Bloomberg Technoz, Jakarta - Polemik penarikan royalti atas pemutaran lagu di ruang-ruang publik kembali memanas. Wakil Ketua DPR RI Sufmi Dasco Ahmad meminta Kementerian Hukum dan HAM segera merumuskan regulasi teknis yang adil, tidak memberatkan pelaku usaha, namun tetap melindungi hak ekonomi para pencipta lagu.

“DPR RI juga mencermati dunia permusikan yang belakangan mengalami dinamika. Kami sudah minta Kementerian Hukum yang membawahi LMK-LMK untuk membuat aturan yang tidak menyulitkan,” ujar Dasco dalam keterangan resminya, dikutip Rabu (6/8/2025).

Dasco menegaskan bahwa Komisi X DPR RI saat ini tengah membahas revisi Undang-Undang Nomor 28 Tahun 2014 tentang Hak Cipta. Revisi tersebut diharapkan dapat menciptakan sistem pengelolaan royalti yang lebih jelas, transparan, dan akuntabel.


“Sambil menunggu revisi Undang-Undang Hak Cipta, pemerintah perlu menciptakan regulasi teknis yang adil,” kata politisi Fraksi Gerindra tersebut.

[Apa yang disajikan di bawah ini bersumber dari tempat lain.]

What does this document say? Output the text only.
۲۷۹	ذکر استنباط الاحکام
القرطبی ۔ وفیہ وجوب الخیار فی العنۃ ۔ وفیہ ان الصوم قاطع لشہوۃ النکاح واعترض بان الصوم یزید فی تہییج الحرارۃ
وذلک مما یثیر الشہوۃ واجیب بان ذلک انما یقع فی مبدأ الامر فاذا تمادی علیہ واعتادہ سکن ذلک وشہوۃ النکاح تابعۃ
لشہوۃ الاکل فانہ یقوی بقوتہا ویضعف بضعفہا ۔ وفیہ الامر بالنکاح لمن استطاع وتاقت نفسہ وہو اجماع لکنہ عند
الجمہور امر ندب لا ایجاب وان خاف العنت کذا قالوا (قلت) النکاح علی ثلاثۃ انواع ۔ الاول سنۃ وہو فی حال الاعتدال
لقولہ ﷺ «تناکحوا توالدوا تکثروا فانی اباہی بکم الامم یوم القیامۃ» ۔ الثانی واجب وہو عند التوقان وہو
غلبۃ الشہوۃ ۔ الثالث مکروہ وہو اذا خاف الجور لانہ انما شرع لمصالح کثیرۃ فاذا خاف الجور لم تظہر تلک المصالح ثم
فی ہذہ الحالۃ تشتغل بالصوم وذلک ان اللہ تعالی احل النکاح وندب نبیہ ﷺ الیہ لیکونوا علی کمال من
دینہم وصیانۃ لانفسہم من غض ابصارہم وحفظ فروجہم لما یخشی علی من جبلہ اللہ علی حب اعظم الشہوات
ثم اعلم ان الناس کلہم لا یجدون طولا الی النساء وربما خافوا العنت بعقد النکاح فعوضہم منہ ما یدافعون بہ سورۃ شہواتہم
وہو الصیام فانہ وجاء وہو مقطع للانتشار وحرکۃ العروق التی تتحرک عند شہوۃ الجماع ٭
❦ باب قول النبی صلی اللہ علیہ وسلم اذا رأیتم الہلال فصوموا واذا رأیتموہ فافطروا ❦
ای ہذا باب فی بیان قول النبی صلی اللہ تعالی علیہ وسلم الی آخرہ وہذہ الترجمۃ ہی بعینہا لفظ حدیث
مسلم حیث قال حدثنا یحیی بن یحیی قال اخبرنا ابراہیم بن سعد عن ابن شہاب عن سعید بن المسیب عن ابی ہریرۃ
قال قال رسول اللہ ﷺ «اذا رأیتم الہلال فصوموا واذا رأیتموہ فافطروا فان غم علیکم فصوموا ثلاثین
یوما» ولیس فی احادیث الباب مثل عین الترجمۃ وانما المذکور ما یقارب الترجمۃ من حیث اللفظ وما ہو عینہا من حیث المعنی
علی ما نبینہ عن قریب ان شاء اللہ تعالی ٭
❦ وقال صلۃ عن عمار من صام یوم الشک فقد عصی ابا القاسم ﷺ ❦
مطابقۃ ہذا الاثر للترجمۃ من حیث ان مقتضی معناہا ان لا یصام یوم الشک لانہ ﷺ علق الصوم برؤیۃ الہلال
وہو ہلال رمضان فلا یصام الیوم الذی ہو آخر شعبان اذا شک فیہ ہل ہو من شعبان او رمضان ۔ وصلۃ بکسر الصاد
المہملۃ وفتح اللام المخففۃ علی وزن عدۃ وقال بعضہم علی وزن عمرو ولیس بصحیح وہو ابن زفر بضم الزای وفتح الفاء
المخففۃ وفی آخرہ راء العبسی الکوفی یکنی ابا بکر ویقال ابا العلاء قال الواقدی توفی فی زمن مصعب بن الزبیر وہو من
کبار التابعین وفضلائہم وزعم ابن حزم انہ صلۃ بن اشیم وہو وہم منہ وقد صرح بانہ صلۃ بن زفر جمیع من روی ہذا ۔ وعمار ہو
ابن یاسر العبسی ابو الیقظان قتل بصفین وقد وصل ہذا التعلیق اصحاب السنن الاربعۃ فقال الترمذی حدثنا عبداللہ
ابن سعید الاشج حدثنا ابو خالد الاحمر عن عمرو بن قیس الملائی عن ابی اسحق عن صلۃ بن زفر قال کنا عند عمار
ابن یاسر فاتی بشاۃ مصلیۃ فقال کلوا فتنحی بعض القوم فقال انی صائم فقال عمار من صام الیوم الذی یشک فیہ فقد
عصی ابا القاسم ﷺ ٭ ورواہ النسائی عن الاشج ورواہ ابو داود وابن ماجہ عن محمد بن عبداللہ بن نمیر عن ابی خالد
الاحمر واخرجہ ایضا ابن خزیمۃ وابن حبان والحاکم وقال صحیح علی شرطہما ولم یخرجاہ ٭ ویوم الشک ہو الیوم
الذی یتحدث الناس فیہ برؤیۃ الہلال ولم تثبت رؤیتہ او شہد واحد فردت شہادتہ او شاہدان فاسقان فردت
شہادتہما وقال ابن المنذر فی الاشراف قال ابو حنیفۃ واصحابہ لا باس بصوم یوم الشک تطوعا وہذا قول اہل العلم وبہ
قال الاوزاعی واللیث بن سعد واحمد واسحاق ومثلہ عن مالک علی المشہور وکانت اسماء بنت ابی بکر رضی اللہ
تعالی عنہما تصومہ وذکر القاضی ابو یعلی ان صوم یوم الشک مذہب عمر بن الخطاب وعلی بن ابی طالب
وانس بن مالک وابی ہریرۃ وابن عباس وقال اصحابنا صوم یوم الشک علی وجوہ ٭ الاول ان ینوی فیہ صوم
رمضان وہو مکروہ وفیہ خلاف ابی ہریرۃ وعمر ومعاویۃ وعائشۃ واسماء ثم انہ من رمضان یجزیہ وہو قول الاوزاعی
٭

Isu royalti kembali menjadi sorotan setelah sejumlah pemilik kafe, restoran, dan hotel menyatakan keberatan atas kewajiban membayar royalti atas lagu yang diputar di tempat usaha mereka. Mereka menilai mekanisme saat ini tidak transparan dan memberatkan, terlebih di tengah upaya pemulihan ekonomi pasca pandemi.